Monday, June 22, 2015

Frank's visit

Fri night Spouse's eldest brother Frank arrived with his girlfriend-du-jour, Anya.

I've mentioned Frank many times here, and usually not in a flattering way.  (Click on the 'Frank' tag at the bottom of this post to see some of the posts.)  I don't dislike Frank as a person; I just dislike the results of his lifetime of bad choices.  Years of chain-smoking, abuse of alcohol, lying, borrowing money without repaying, just to name a few.  To my knowledge Frank has never had a checking account.  For the last 10+ years he's not been able to keep a job for more than a few months at a time.  He would have been homeless on several occasions if not for his mother allowing him to move back in.  Everyone in the family has tried on multiple occasions to reason with him and try to get him to behave differently, but in 60 years none have been successful.

You may be wondering why on earth we invited him to stay at our home.  Well, we didn't.  He invited himself, and his current girlfriend.  But we agreed to the visit because we feel bad for him.  Frank is dying of cancer.

His symptoms began a few years ago but because he's Frank, he didn't go to the doctor.  Instead he would drink the pain away.  Eventually that no longer worked, and thanks to the Affordable Care Act, Frank finally had insurance and went to the doctor.  Over the last year he's had chemotherapy and radiation and surprisingly didn't loose his beautiful, wavy, salt and pepper hair.  But he's lost a lot of weight and can't escape the pain, despite all known measures. 

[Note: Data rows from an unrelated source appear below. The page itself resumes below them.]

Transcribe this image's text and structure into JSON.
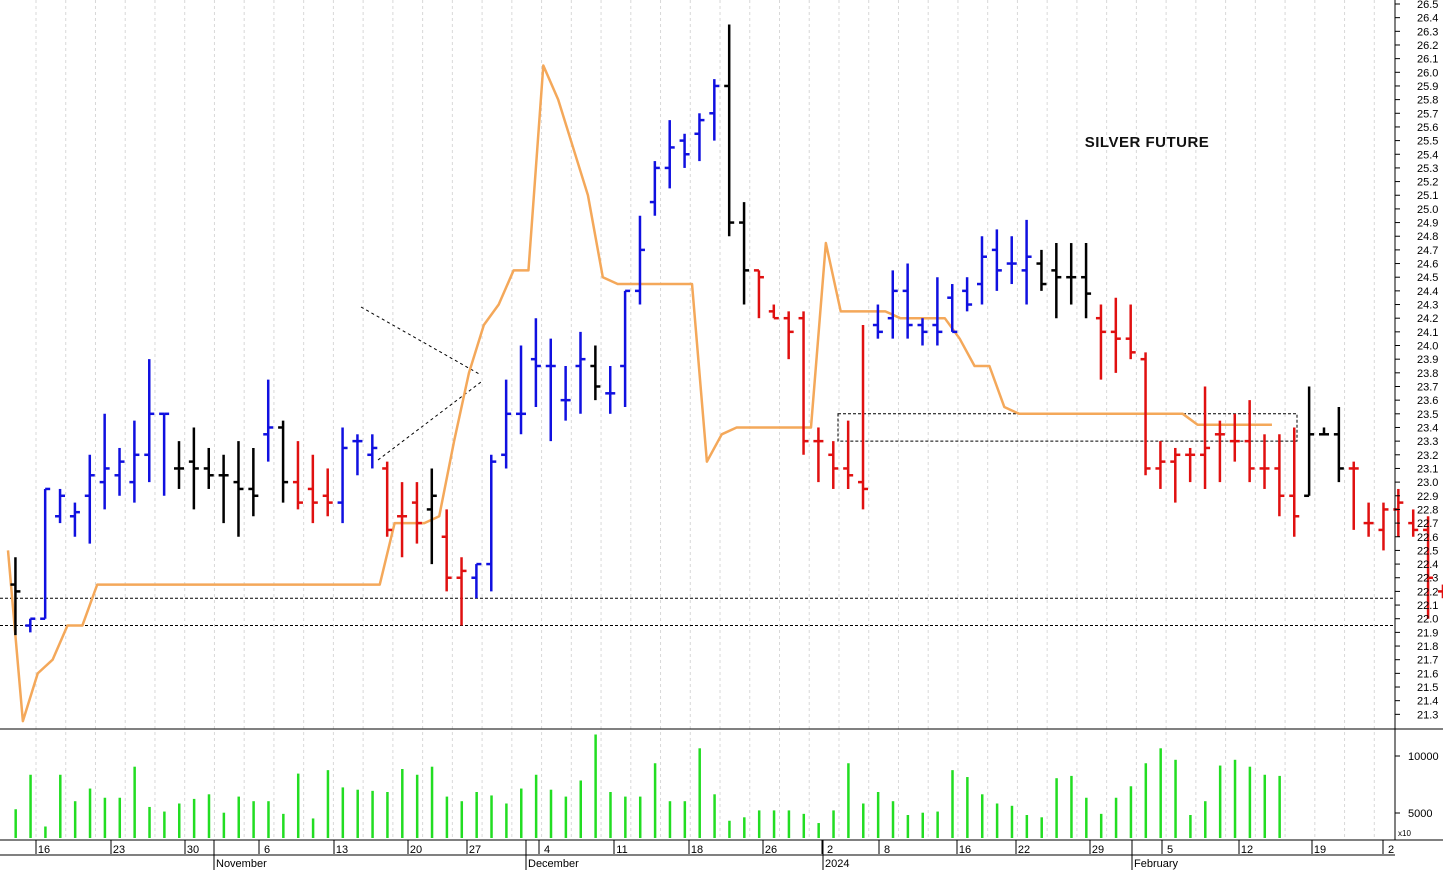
{
  "chart_data": {
    "type": "ohlc",
    "title": "SILVER FUTURE",
    "y_axis": {
      "min": 21.2,
      "max": 26.5,
      "position": "right",
      "ticks": [
        21.3,
        21.4,
        21.5,
        21.6,
        21.7,
        21.8,
        21.9,
        22.0,
        22.1,
        22.2,
        22.3,
        22.4,
        22.5,
        22.6,
        22.7,
        22.8,
        22.9,
        23.0,
        23.1,
        23.2,
        23.3,
        23.4,
        23.5,
        23.6,
        23.7,
        23.8,
        23.9,
        24.0,
        24.1,
        24.2,
        24.3,
        24.4,
        24.5,
        24.6,
        24.7,
        24.8,
        24.9,
        25.0,
        25.1,
        25.2,
        25.3,
        25.4,
        25.5,
        25.6,
        25.7,
        25.8,
        25.9,
        26.0,
        26.1,
        26.2,
        26.3,
        26.4,
        26.5
      ]
    },
    "x_axis": {
      "day_labels": [
        "16",
        "23",
        "30",
        "6",
        "13",
        "20",
        "27",
        "4",
        "11",
        "18",
        "26",
        "2",
        "8",
        "16",
        "22",
        "29",
        "5",
        "12",
        "19",
        "2"
      ],
      "month_labels": [
        "November",
        "December",
        "2024",
        "February"
      ]
    },
    "price_bars": [
      {
        "c": "k",
        "h": 22.45,
        "l": 21.88,
        "o": 22.25,
        "cl": 22.2
      },
      {
        "c": "b",
        "h": 22.0,
        "l": 21.9,
        "o": 21.95,
        "cl": 22.0
      },
      {
        "c": "b",
        "h": 22.95,
        "l": 22.0,
        "o": 22.0,
        "cl": 22.95
      },
      {
        "c": "b",
        "h": 22.95,
        "l": 22.7,
        "o": 22.75,
        "cl": 22.9
      },
      {
        "c": "b",
        "h": 22.85,
        "l": 22.6,
        "o": 22.75,
        "cl": 22.78
      },
      {
        "c": "b",
        "h": 23.2,
        "l": 22.55,
        "o": 22.9,
        "cl": 23.05
      },
      {
        "c": "b",
        "h": 23.5,
        "l": 22.8,
        "o": 23.0,
        "cl": 23.1
      },
      {
        "c": "b",
        "h": 23.25,
        "l": 22.9,
        "o": 23.05,
        "cl": 23.15
      },
      {
        "c": "b",
        "h": 23.45,
        "l": 22.85,
        "o": 23.0,
        "cl": 23.2
      },
      {
        "c": "b",
        "h": 23.9,
        "l": 23.0,
        "o": 23.2,
        "cl": 23.5
      },
      {
        "c": "b",
        "h": 23.5,
        "l": 22.9,
        "o": 23.5,
        "cl": 23.5
      },
      {
        "c": "k",
        "h": 23.3,
        "l": 22.95,
        "o": 23.1,
        "cl": 23.1
      },
      {
        "c": "k",
        "h": 23.4,
        "l": 22.8,
        "o": 23.15,
        "cl": 23.1
      },
      {
        "c": "k",
        "h": 23.25,
        "l": 22.95,
        "o": 23.1,
        "cl": 23.05
      },
      {
        "c": "k",
        "h": 23.2,
        "l": 22.7,
        "o": 23.05,
        "cl": 23.05
      },
      {
        "c": "k",
        "h": 23.3,
        "l": 22.6,
        "o": 23.0,
        "cl": 22.95
      },
      {
        "c": "k",
        "h": 23.25,
        "l": 22.75,
        "o": 22.95,
        "cl": 22.9
      },
      {
        "c": "b",
        "h": 23.75,
        "l": 23.15,
        "o": 23.35,
        "cl": 23.4
      },
      {
        "c": "k",
        "h": 23.45,
        "l": 22.85,
        "o": 23.4,
        "cl": 23.0
      },
      {
        "c": "r",
        "h": 23.3,
        "l": 22.8,
        "o": 23.0,
        "cl": 22.85
      },
      {
        "c": "r",
        "h": 23.2,
        "l": 22.7,
        "o": 22.95,
        "cl": 22.85
      },
      {
        "c": "r",
        "h": 23.1,
        "l": 22.75,
        "o": 22.9,
        "cl": 22.85
      },
      {
        "c": "b",
        "h": 23.4,
        "l": 22.7,
        "o": 22.85,
        "cl": 23.25
      },
      {
        "c": "b",
        "h": 23.35,
        "l": 23.05,
        "o": 23.3,
        "cl": 23.3
      },
      {
        "c": "b",
        "h": 23.35,
        "l": 23.1,
        "o": 23.2,
        "cl": 23.25
      },
      {
        "c": "r",
        "h": 23.15,
        "l": 22.6,
        "o": 23.1,
        "cl": 22.65
      },
      {
        "c": "r",
        "h": 23.0,
        "l": 22.45,
        "o": 22.75,
        "cl": 22.75
      },
      {
        "c": "r",
        "h": 23.0,
        "l": 22.55,
        "o": 22.85,
        "cl": 22.7
      },
      {
        "c": "k",
        "h": 23.1,
        "l": 22.4,
        "o": 22.8,
        "cl": 22.9
      },
      {
        "c": "r",
        "h": 22.8,
        "l": 22.2,
        "o": 22.6,
        "cl": 22.3
      },
      {
        "c": "r",
        "h": 22.45,
        "l": 21.95,
        "o": 22.3,
        "cl": 22.35
      },
      {
        "c": "b",
        "h": 22.4,
        "l": 22.15,
        "o": 22.3,
        "cl": 22.4
      },
      {
        "c": "b",
        "h": 23.2,
        "l": 22.2,
        "o": 22.4,
        "cl": 23.15
      },
      {
        "c": "b",
        "h": 23.75,
        "l": 23.1,
        "o": 23.2,
        "cl": 23.5
      },
      {
        "c": "b",
        "h": 24.0,
        "l": 23.35,
        "o": 23.5,
        "cl": 23.5
      },
      {
        "c": "b",
        "h": 24.2,
        "l": 23.55,
        "o": 23.9,
        "cl": 23.85
      },
      {
        "c": "b",
        "h": 24.05,
        "l": 23.3,
        "o": 23.85,
        "cl": 23.85
      },
      {
        "c": "b",
        "h": 23.85,
        "l": 23.45,
        "o": 23.6,
        "cl": 23.6
      },
      {
        "c": "b",
        "h": 24.1,
        "l": 23.5,
        "o": 23.85,
        "cl": 23.9
      },
      {
        "c": "k",
        "h": 24.0,
        "l": 23.6,
        "o": 23.85,
        "cl": 23.7
      },
      {
        "c": "b",
        "h": 23.85,
        "l": 23.5,
        "o": 23.65,
        "cl": 23.65
      },
      {
        "c": "b",
        "h": 24.4,
        "l": 23.55,
        "o": 23.85,
        "cl": 24.4
      },
      {
        "c": "b",
        "h": 24.95,
        "l": 24.3,
        "o": 24.4,
        "cl": 24.7
      },
      {
        "c": "b",
        "h": 25.35,
        "l": 24.95,
        "o": 25.05,
        "cl": 25.3
      },
      {
        "c": "b",
        "h": 25.65,
        "l": 25.15,
        "o": 25.3,
        "cl": 25.45
      },
      {
        "c": "b",
        "h": 25.55,
        "l": 25.3,
        "o": 25.5,
        "cl": 25.4
      },
      {
        "c": "b",
        "h": 25.7,
        "l": 25.35,
        "o": 25.55,
        "cl": 25.65
      },
      {
        "c": "b",
        "h": 25.95,
        "l": 25.5,
        "o": 25.7,
        "cl": 25.9
      },
      {
        "c": "k",
        "h": 26.35,
        "l": 24.8,
        "o": 25.9,
        "cl": 24.9
      },
      {
        "c": "k",
        "h": 25.05,
        "l": 24.3,
        "o": 24.9,
        "cl": 24.55
      },
      {
        "c": "r",
        "h": 24.55,
        "l": 24.2,
        "o": 24.55,
        "cl": 24.5
      },
      {
        "c": "r",
        "h": 24.3,
        "l": 24.2,
        "o": 24.25,
        "cl": 24.2
      },
      {
        "c": "r",
        "h": 24.25,
        "l": 23.9,
        "o": 24.2,
        "cl": 24.1
      },
      {
        "c": "r",
        "h": 24.25,
        "l": 23.2,
        "o": 24.2,
        "cl": 23.3
      },
      {
        "c": "r",
        "h": 23.4,
        "l": 23.0,
        "o": 23.3,
        "cl": 23.3
      },
      {
        "c": "r",
        "h": 23.3,
        "l": 22.95,
        "o": 23.2,
        "cl": 23.1
      },
      {
        "c": "r",
        "h": 23.45,
        "l": 22.95,
        "o": 23.1,
        "cl": 23.05
      },
      {
        "c": "r",
        "h": 24.15,
        "l": 22.8,
        "o": 23.0,
        "cl": 22.95
      },
      {
        "c": "b",
        "h": 24.3,
        "l": 24.05,
        "o": 24.15,
        "cl": 24.1
      },
      {
        "c": "b",
        "h": 24.55,
        "l": 24.05,
        "o": 24.2,
        "cl": 24.4
      },
      {
        "c": "b",
        "h": 24.6,
        "l": 24.05,
        "o": 24.4,
        "cl": 24.15
      },
      {
        "c": "b",
        "h": 24.2,
        "l": 24.0,
        "o": 24.15,
        "cl": 24.1
      },
      {
        "c": "b",
        "h": 24.5,
        "l": 24.0,
        "o": 24.15,
        "cl": 24.1
      },
      {
        "c": "b",
        "h": 24.45,
        "l": 24.1,
        "o": 24.35,
        "cl": 24.1
      },
      {
        "c": "b",
        "h": 24.5,
        "l": 24.25,
        "o": 24.4,
        "cl": 24.3
      },
      {
        "c": "b",
        "h": 24.8,
        "l": 24.3,
        "o": 24.45,
        "cl": 24.65
      },
      {
        "c": "b",
        "h": 24.85,
        "l": 24.4,
        "o": 24.7,
        "cl": 24.55
      },
      {
        "c": "b",
        "h": 24.8,
        "l": 24.45,
        "o": 24.6,
        "cl": 24.6
      },
      {
        "c": "b",
        "h": 24.92,
        "l": 24.3,
        "o": 24.55,
        "cl": 24.65
      },
      {
        "c": "k",
        "h": 24.7,
        "l": 24.4,
        "o": 24.6,
        "cl": 24.45
      },
      {
        "c": "k",
        "h": 24.75,
        "l": 24.2,
        "o": 24.55,
        "cl": 24.5
      },
      {
        "c": "k",
        "h": 24.75,
        "l": 24.3,
        "o": 24.5,
        "cl": 24.5
      },
      {
        "c": "k",
        "h": 24.75,
        "l": 24.2,
        "o": 24.5,
        "cl": 24.38
      },
      {
        "c": "r",
        "h": 24.3,
        "l": 23.75,
        "o": 24.2,
        "cl": 24.1
      },
      {
        "c": "r",
        "h": 24.35,
        "l": 23.8,
        "o": 24.1,
        "cl": 24.05
      },
      {
        "c": "r",
        "h": 24.3,
        "l": 23.9,
        "o": 24.05,
        "cl": 23.95
      },
      {
        "c": "r",
        "h": 23.95,
        "l": 23.05,
        "o": 23.9,
        "cl": 23.1
      },
      {
        "c": "r",
        "h": 23.3,
        "l": 22.95,
        "o": 23.1,
        "cl": 23.15
      },
      {
        "c": "r",
        "h": 23.25,
        "l": 22.85,
        "o": 23.15,
        "cl": 23.2
      },
      {
        "c": "r",
        "h": 23.25,
        "l": 23.0,
        "o": 23.2,
        "cl": 23.2
      },
      {
        "c": "r",
        "h": 23.7,
        "l": 22.95,
        "o": 23.2,
        "cl": 23.25
      },
      {
        "c": "r",
        "h": 23.45,
        "l": 23.0,
        "o": 23.35,
        "cl": 23.35
      },
      {
        "c": "r",
        "h": 23.5,
        "l": 23.15,
        "o": 23.3,
        "cl": 23.3
      },
      {
        "c": "r",
        "h": 23.6,
        "l": 23.0,
        "o": 23.3,
        "cl": 23.1
      },
      {
        "c": "r",
        "h": 23.35,
        "l": 22.95,
        "o": 23.1,
        "cl": 23.1
      },
      {
        "c": "r",
        "h": 23.35,
        "l": 22.75,
        "o": 23.1,
        "cl": 22.9
      },
      {
        "c": "r",
        "h": 23.4,
        "l": 22.6,
        "o": 22.9,
        "cl": 22.75
      },
      {
        "c": "k",
        "h": 23.7,
        "l": 22.9,
        "o": 22.9,
        "cl": 23.35
      },
      {
        "c": "k",
        "h": 23.4,
        "l": 23.35,
        "o": 23.35,
        "cl": 23.35
      },
      {
        "c": "k",
        "h": 23.55,
        "l": 23.0,
        "o": 23.35,
        "cl": 23.1
      },
      {
        "c": "r",
        "h": 23.15,
        "l": 22.65,
        "o": 23.1,
        "cl": 23.1
      },
      {
        "c": "r",
        "h": 22.85,
        "l": 22.6,
        "o": 22.7,
        "cl": 22.7
      },
      {
        "c": "r",
        "h": 22.85,
        "l": 22.5,
        "o": 22.65,
        "cl": 22.8
      },
      {
        "c": "r",
        "h": 22.95,
        "l": 22.6,
        "o": 22.8,
        "cl": 22.85
      },
      {
        "c": "r",
        "h": 22.8,
        "l": 22.6,
        "o": 22.7,
        "cl": 22.65
      },
      {
        "c": "r",
        "h": 22.75,
        "l": 22.0,
        "o": 22.65,
        "cl": 22.3
      },
      {
        "c": "r",
        "h": 22.25,
        "l": 22.15,
        "o": 22.2,
        "cl": 22.2
      },
      {
        "c": "k",
        "h": 22.75,
        "l": 22.45,
        "o": 22.5,
        "cl": 22.6
      },
      {
        "c": "k",
        "h": 23.05,
        "l": 22.45,
        "o": 22.6,
        "cl": 22.95
      },
      {
        "c": "k",
        "h": 23.15,
        "l": 22.75,
        "o": 22.95,
        "cl": 22.95
      },
      {
        "c": "k",
        "h": 23.2,
        "l": 22.8,
        "o": 22.95,
        "cl": 22.95
      },
      {
        "c": "k",
        "h": 23.0,
        "l": 22.8,
        "o": 22.85,
        "cl": 22.9
      },
      {
        "c": "b",
        "h": 23.3,
        "l": 22.9,
        "o": 22.9,
        "cl": 23.25
      },
      {
        "c": "b",
        "h": 23.45,
        "l": 23.0,
        "o": 23.25,
        "cl": 23.3
      },
      {
        "c": "b",
        "h": 23.3,
        "l": 23.1,
        "o": 23.25,
        "cl": 23.25
      },
      {
        "c": "b",
        "h": 23.45,
        "l": 23.1,
        "o": 23.3,
        "cl": 23.25
      },
      {
        "c": "b",
        "h": 23.25,
        "l": 22.6,
        "o": 23.15,
        "cl": 23.2
      },
      {
        "c": "r",
        "h": 23.35,
        "l": 22.5,
        "o": 23.25,
        "cl": 22.85
      },
      {
        "c": "r",
        "h": 22.85,
        "l": 22.35,
        "o": 22.85,
        "cl": 22.4
      },
      {
        "c": "r",
        "h": 22.55,
        "l": 22.35,
        "o": 22.45,
        "cl": 22.45
      },
      {
        "c": "r",
        "h": 22.6,
        "l": 22.35,
        "o": 22.5,
        "cl": 22.55
      },
      {
        "c": "r",
        "h": 22.55,
        "l": 22.3,
        "o": 22.55,
        "cl": 22.3
      },
      {
        "c": "k",
        "h": 22.35,
        "l": 22.2,
        "o": 22.3,
        "cl": 22.3
      },
      {
        "c": "k",
        "h": 22.75,
        "l": 22.45,
        "o": 22.65,
        "cl": 22.65
      },
      {
        "c": "k",
        "h": 22.8,
        "l": 22.4,
        "o": 22.65,
        "cl": 22.65
      },
      {
        "c": "k",
        "h": 23.15,
        "l": 22.6,
        "o": 22.65,
        "cl": 22.8
      },
      {
        "c": "r",
        "h": 23.05,
        "l": 22.05,
        "o": 22.8,
        "cl": 22.15
      }
    ],
    "trend_line": [
      [
        0,
        22.5
      ],
      [
        1,
        21.25
      ],
      [
        2,
        21.6
      ],
      [
        3,
        21.7
      ],
      [
        4,
        21.95
      ],
      [
        5,
        21.95
      ],
      [
        6,
        22.25
      ],
      [
        7,
        22.25
      ],
      [
        8,
        22.25
      ],
      [
        9,
        22.25
      ],
      [
        10,
        22.25
      ],
      [
        11,
        22.25
      ],
      [
        12,
        22.25
      ],
      [
        13,
        22.25
      ],
      [
        14,
        22.25
      ],
      [
        15,
        22.25
      ],
      [
        16,
        22.25
      ],
      [
        17,
        22.25
      ],
      [
        18,
        22.25
      ],
      [
        19,
        22.25
      ],
      [
        20,
        22.25
      ],
      [
        21,
        22.25
      ],
      [
        22,
        22.25
      ],
      [
        23,
        22.25
      ],
      [
        24,
        22.25
      ],
      [
        25,
        22.25
      ],
      [
        26,
        22.7
      ],
      [
        27,
        22.7
      ],
      [
        28,
        22.7
      ],
      [
        29,
        22.75
      ],
      [
        30,
        23.3
      ],
      [
        31,
        23.8
      ],
      [
        32,
        24.15
      ],
      [
        33,
        24.3
      ],
      [
        34,
        24.55
      ],
      [
        35,
        24.55
      ],
      [
        36,
        26.05
      ],
      [
        37,
        25.8
      ],
      [
        38,
        25.45
      ],
      [
        39,
        25.1
      ],
      [
        40,
        24.5
      ],
      [
        41,
        24.45
      ],
      [
        42,
        24.45
      ],
      [
        43,
        24.45
      ],
      [
        44,
        24.45
      ],
      [
        45,
        24.45
      ],
      [
        46,
        24.45
      ],
      [
        47,
        23.15
      ],
      [
        48,
        23.35
      ],
      [
        49,
        23.4
      ],
      [
        50,
        23.4
      ],
      [
        51,
        23.4
      ],
      [
        52,
        23.4
      ],
      [
        53,
        23.4
      ],
      [
        54,
        23.4
      ],
      [
        55,
        24.75
      ],
      [
        56,
        24.25
      ],
      [
        57,
        24.25
      ],
      [
        58,
        24.25
      ],
      [
        59,
        24.25
      ],
      [
        60,
        24.2
      ],
      [
        61,
        24.2
      ],
      [
        62,
        24.2
      ],
      [
        63,
        24.2
      ],
      [
        64,
        24.05
      ],
      [
        65,
        23.85
      ],
      [
        66,
        23.85
      ],
      [
        67,
        23.55
      ],
      [
        68,
        23.5
      ],
      [
        69,
        23.5
      ],
      [
        70,
        23.5
      ],
      [
        71,
        23.5
      ],
      [
        72,
        23.5
      ],
      [
        73,
        23.5
      ],
      [
        74,
        23.5
      ],
      [
        75,
        23.5
      ],
      [
        76,
        23.5
      ],
      [
        77,
        23.5
      ],
      [
        78,
        23.5
      ],
      [
        79,
        23.5
      ],
      [
        80,
        23.42
      ],
      [
        81,
        23.42
      ],
      [
        82,
        23.42
      ],
      [
        83,
        23.42
      ],
      [
        84,
        23.42
      ],
      [
        85,
        23.42
      ]
    ],
    "volume_axis": {
      "ticks": [
        5000,
        10000
      ],
      "multiplier_label": "x10"
    },
    "volume": [
      2.5,
      5.5,
      1,
      5.5,
      3.2,
      4.3,
      3.5,
      3.5,
      6.2,
      2.7,
      2.3,
      3,
      3.4,
      3.8,
      2.2,
      3.6,
      3.2,
      3.2,
      2.1,
      5.6,
      1.7,
      5.9,
      4.4,
      4.2,
      4.1,
      4,
      6,
      5.5,
      6.2,
      3.6,
      3.2,
      4,
      3.7,
      3,
      4.3,
      5.5,
      4.2,
      3.6,
      5,
      9,
      4,
      3.6,
      3.6,
      6.5,
      3.2,
      3.2,
      7.8,
      3.8,
      1.5,
      1.8,
      2.4,
      2.4,
      2.4,
      2.1,
      1.3,
      2.4,
      6.5,
      3,
      4,
      3.2,
      2,
      2.2,
      2.3,
      5.9,
      5.3,
      3.8,
      3,
      2.8,
      2,
      1.8,
      5.2,
      5.4,
      3.5,
      2.1,
      3.5,
      4.5,
      6.5,
      7.8,
      6.8,
      2,
      3.2,
      6.3,
      6.8,
      6.2,
      5.5,
      5.4
    ]
  }
}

He's already outlived his original prognosis but no one is foolish enough to think he's okay.  When pressed he told Spouse he's "on borrowed time", yet he still smokes cigarettes and still drinks alcohol even though his doctors directed him to discontinue both.

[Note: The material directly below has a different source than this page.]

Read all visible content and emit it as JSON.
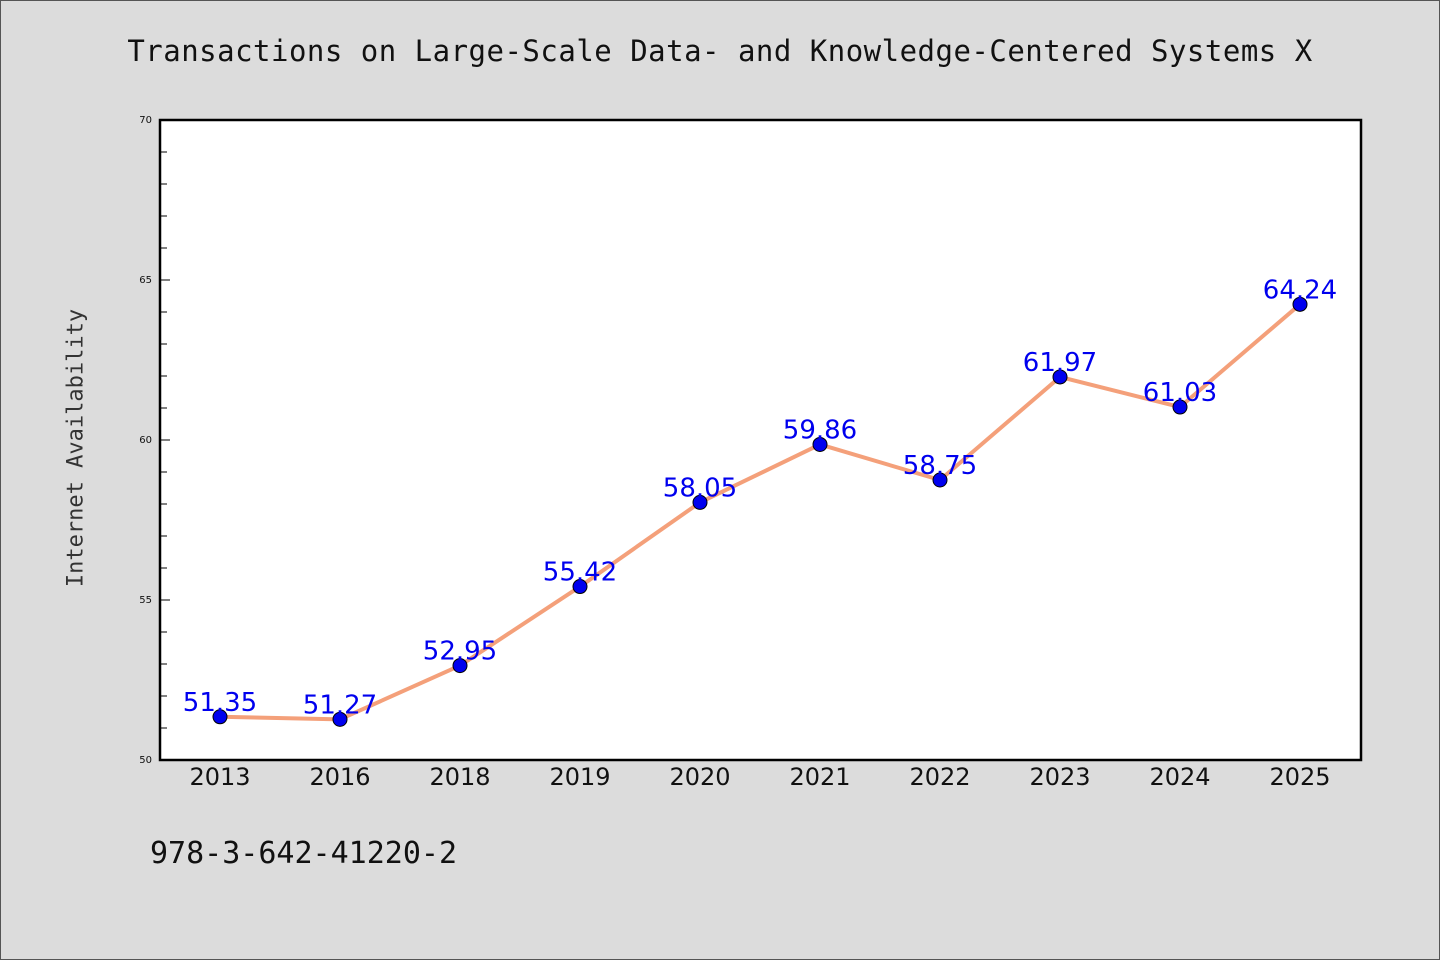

So when Frank and Anya arrived at 9pm (their original ETA was 6pm but Spouse & I knew better than to wait for him for dinner) we accompanied them to a cute little pub where they both really enjoyed their meals and we had polite conversation.  Sat they visited an arts and crafts show nearby, had brunch, and went to the beach for a few hours on their own.  That night Spouse brought them to see me perform as Elton John in the LEGENDS show, which they both really seemed to enjoy.  They picked up a pizza to enjoy at home for a late night snack.  Sun morning we all had coffee and said our goodbyes.  I had to go to work and they wanted to head back home before the traffic got too heavy.

Their visit was actually more pleasant and less dramatic than I expected.  We had lots of short, topical but not controversial conversations here and there, and of course memories of funny family situations are always good for a few laughs.  But I feel bad mostly for Spouse because I know he is conflicted.  He's mad at Frank for causing so much grief and emotional pain for himself and his family for so many years, including their 85-year old mother.  But Frank is also his brother, his family, and he's dying.  Its a tough spot to be in.

3 comments:

Anonymous said...

It sounds like you guys are handling this sad situation as best as you can. I'm glad the visit went well (a good memory to have).

Regards,
Calvin

anne marie in philly said...

{{{{{hugs}}}}} to spouse.

it IS a puzzlement (show tune!) when it's a relative. I had a cousin like this - smoked/drank anything he could, died of cancer 2 years ago at age 53. for our family, it was relief felt upon his passing.

Biki Honko said...

Oh poor Spouse! What a spot to be in. But it sounds like dying has made Frank a better person. It sounds like he didn't cause any trouble, nor hit his brother up for funds. Maybe the shadow of death has shaken him out of his prolonged adolescence?